In his campaign appearances, Clark defends the school, which has been closed and reconstituted as the Western Hemisphere Institute for Security Cooperation. When a woman at a retirement home earlier this week pointed out to Clark that the school's graduates had been accused of murder, The Boston Globe reports, the general riposted: "There's been a lot of rotten people who've gone to a lot of rotten schools in the history of the world. And a lot of them went to this school. But a lot of them have gone to Harvard Business School and a lot of other places."

Clark's role as a lobbyist for a company seeking a War on Terror contract with the Department of Homeland Security continues to raise questions. Records show that Acxiom, a company that was seeking homeland security contracts, agreed to pay Clark hundreds of thousands of dollars for his help in persuading the government to buy the company's wares. Clark was a registered lobbyist while he served as a military analyst on CNN, and was still a lobbyist when he declared his candidacy on September 17, 2003.

After he quit the military (or was sacked—no one seems to agree on what actually happened), Clark worked as a consultant for Stephens, Inc., an Arkansas investment firm. Then he thought about running for governor of Arkansas, then for Tim Hutchinson's Senate seat, and finally for president.

Federal disclosure records show that Clark lobbied directly on "information transfers, airline security, and homeland security issues" for Acxiom. The company was pushing the by now notorious CAPPS II, a creepy program designed to profile all airline passengers. Clark, who reportedly got $800,000 in fees for his work, lobbied the Justice Department, CIA, and Department of Transportation. According to The Arkansas Democrat Gazette, he met personally with Vice President Dick Cheney.

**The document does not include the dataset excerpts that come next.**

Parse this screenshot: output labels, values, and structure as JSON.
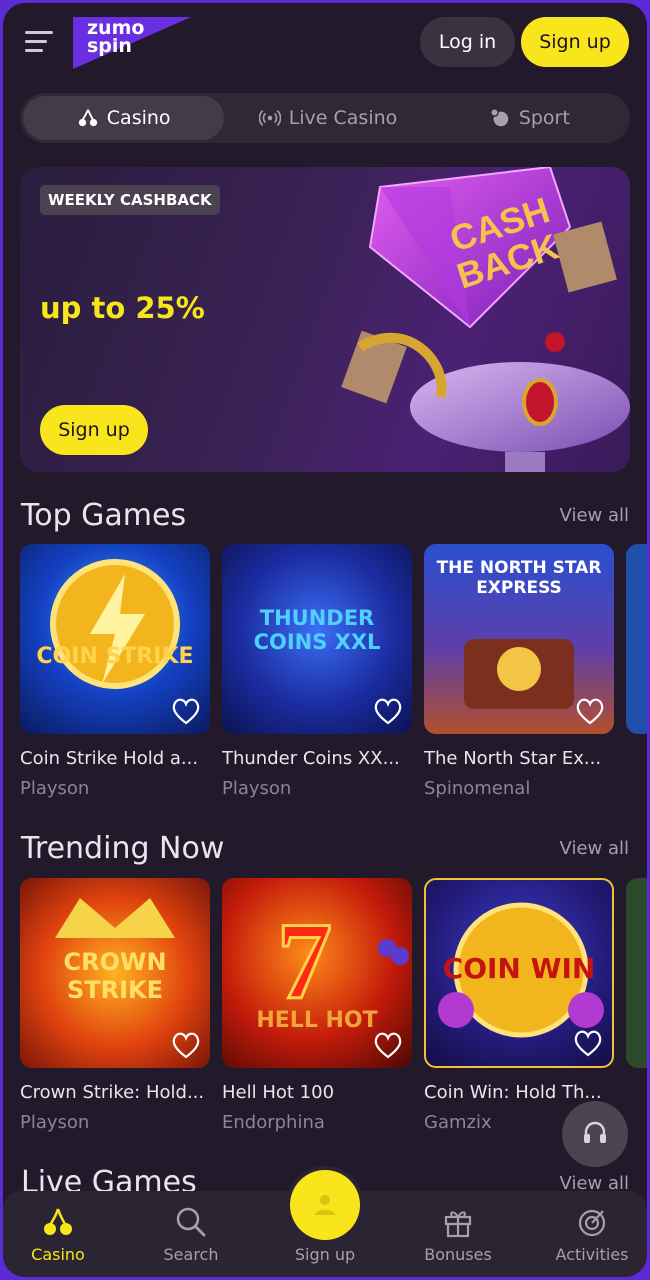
{
  "header": {
    "logo_text_line1": "zumo",
    "logo_text_line2": "spin",
    "login_label": "Log in",
    "signup_label": "Sign up"
  },
  "tabs": [
    {
      "label": "Casino",
      "icon": "cherries-icon",
      "active": true
    },
    {
      "label": "Live Casino",
      "icon": "broadcast-icon",
      "active": false
    },
    {
      "label": "Sport",
      "icon": "sport-ball-icon",
      "active": false
    }
  ],
  "banner": {
    "badge": "WEEKLY CASHBACK",
    "headline": "up to 25%",
    "button_label": "Sign up",
    "art_text_line1": "CASH",
    "art_text_line2": "BACK"
  },
  "top_games": {
    "title": "Top Games",
    "view_all": "View all",
    "games": [
      {
        "name": "Coin Strike Hold a...",
        "provider": "Playson",
        "art": "COIN STRIKE"
      },
      {
        "name": "Thunder Coins XX...",
        "provider": "Playson",
        "art": "THUNDER COINS XXL"
      },
      {
        "name": "The North Star Ex...",
        "provider": "Spinomenal",
        "art": "THE NORTH STAR EXPRESS"
      }
    ]
  },
  "trending": {
    "title": "Trending Now",
    "view_all": "View all",
    "games": [
      {
        "name": "Crown Strike: Hold...",
        "provider": "Playson",
        "art": "CROWN STRIKE"
      },
      {
        "name": "Hell Hot 100",
        "provider": "Endorphina",
        "art": "HELL HOT"
      },
      {
        "name": "Coin Win: Hold Th...",
        "provider": "Gamzix",
        "art": "COIN WIN"
      }
    ]
  },
  "live_games": {
    "title": "Live Games",
    "view_all": "View all"
  },
  "bottom_nav": [
    {
      "label": "Casino",
      "icon": "cherries-icon",
      "active": true
    },
    {
      "label": "Search",
      "icon": "search-icon",
      "active": false
    },
    {
      "label": "Sign up",
      "icon": "user-icon",
      "active": false
    },
    {
      "label": "Bonuses",
      "icon": "gift-icon",
      "active": false
    },
    {
      "label": "Activities",
      "icon": "target-icon",
      "active": false
    }
  ],
  "colors": {
    "accent": "#f8e51c",
    "background": "#221a2b",
    "frame": "#5b2bd6"
  }
}
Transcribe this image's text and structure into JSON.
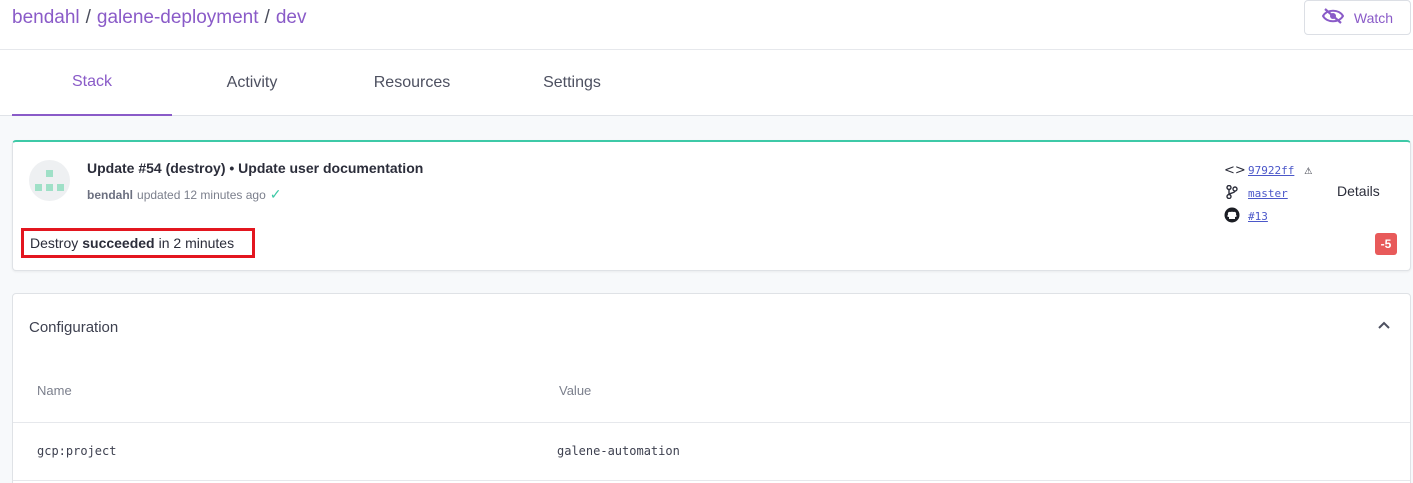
{
  "breadcrumb": {
    "org": "bendahl",
    "sep1": "/",
    "project": "galene-deployment",
    "sep2": "/",
    "stack": "dev"
  },
  "watch": {
    "label": "Watch",
    "icon": "eye-off-icon"
  },
  "tabs": [
    {
      "label": "Stack",
      "active": true
    },
    {
      "label": "Activity",
      "active": false
    },
    {
      "label": "Resources",
      "active": false
    },
    {
      "label": "Settings",
      "active": false
    }
  ],
  "update": {
    "title": "Update #54 (destroy) • Update user documentation",
    "user": "bendahl",
    "time_text": "updated 12 minutes ago",
    "result_prefix": "Destroy",
    "result_status": "succeeded",
    "result_suffix": "in 2 minutes",
    "commit": "97922ff",
    "branch": "master",
    "pr": "#13",
    "details_label": "Details",
    "delta": "-5"
  },
  "configuration": {
    "title": "Configuration",
    "columns": [
      "Name",
      "Value"
    ],
    "rows": [
      {
        "name": "gcp:project",
        "value": "galene-automation"
      }
    ]
  },
  "colors": {
    "accent": "#8a5bc8",
    "success": "#3ec9a7",
    "danger": "#e85a5a",
    "highlight": "#e3161f"
  }
}
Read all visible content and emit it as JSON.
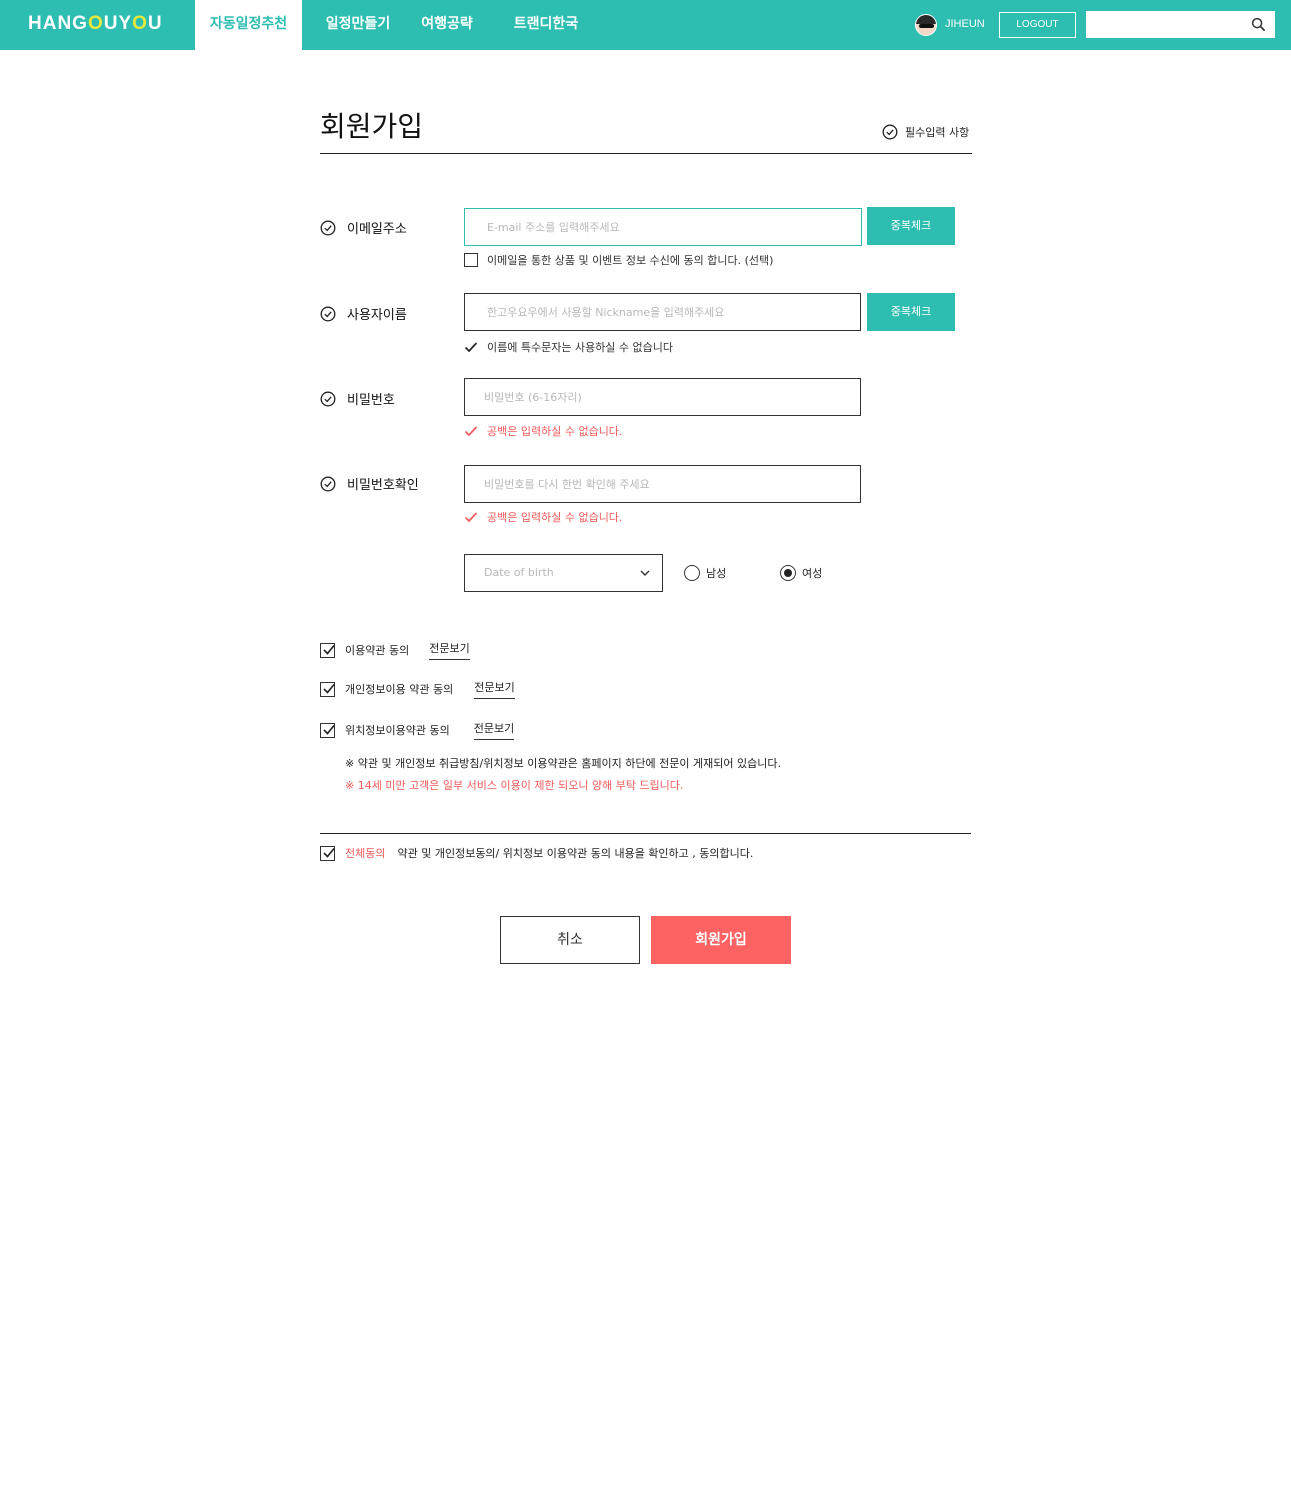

The Washington Post reported in January 2002 that Clark attended a meeting at the Department of Transportation, at which he described "a system that would combine personal data from Acxiom with information about the reservations and seating records of every U.S. airline passenger" to detect "subtle signs of terrorist intentions."

On the stump, Clark is cagey when answering questions on the Patriot Act, saying he opposed the Justice Department proposal of a wider, more invasive act. But he often notes that the sunset provisions are necessary. As for Patriot Act 1, now in force, he will only say it needs reviewing.